Now that we discussed and gained ample knowledge about Windows System Architecture as well as Win32 API, let us get back to the language projections starting with C#/Win32. This particular language projection got developed in partnership with Andrew Arnott, the owner of the P/Invoke Project done for .NET. For C#/Win32 to work, simply add a reference to the Microsoft Windows.Cs.Win32 Package from NuGet.Org. Also, add a file known as the NativeMethods.txt to the root of your project along with a list of Win32 functions that are required. The file contains one function per line, and wildcards such as BCrypt.* for involving the entire modules. Now, the C#/Win32 generates the P/Invoke wrappers for all the functions you request along with their dependencies. The language projection C#/Win32 showcases or highlights the possibilities of dynamically created projections for the Win32 APIs.
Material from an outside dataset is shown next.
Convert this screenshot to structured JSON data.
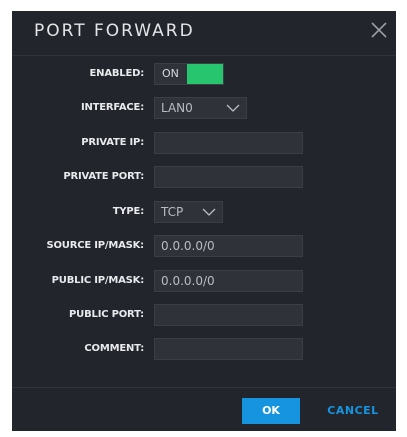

The second language projection is Rust Crate or simply Rust. It follows the tradition established by C++/WinRT of designing various language projections for Windows. It is known that the Windows Crate lets you call any Win32 API using various codes generated on the fly. These codes are generated from the Win32 API Metadata and enable you in calling the APIs as if they are a part of the Rust Module. The biggest benefit is that the Rust Crate does not attempt to partition Windows APIs by technology. Instead, it provides a single way to call any Windows API regardless of the underlying technology. With Rust, one can seamlessly make use of all Win32 APIs based on the C-Style Exports along with COM Interfaces or the WinRT Types.
Modern C++ Projections
The third language projection in addition to C#/Win32 and Rust Crate (Rust), is the Modern C++ Projections. Microsoft is working on these projections in the open on GitHub by welcoming community-contributions on developing these language projections there. These projects on the Modern C++ Projections are early previews that are under active development. So, it might be subject to significant changes as Microsoft keeps on working through feedbacks; thus making constant progress. As promised by Microsoft, they keep working with the developing community for supporting other languages that are based on demand, while partnering with any existing community projects where appropriate.
The Win32 API Metadata Project helps Microsoft hopes in advocating a clear set of principles, which all language projections should follow for the best developer experience. This process provides flexibility for each and every language projection for doing the best for the developer’s community. As per we discussed, Microsoft is taking all measures to make the Win32 API available for all languages. Making these Win32 APIs more accessible to many languages will undoubtedly help developers. The developers get helped as they get to utilize all the significant features provided by Windows regardless of their preferred language. As mentioned, Microsoft is excited to engage with the developer’s community for expanding the Win32 API coverage as well as proper language support by minimizing the maintenance overhead of all existing projects. These are the processes by which, Microsoft makes the Windows APIs or Win32 APIs available for all developer communities regardless of the languages they use or prefer.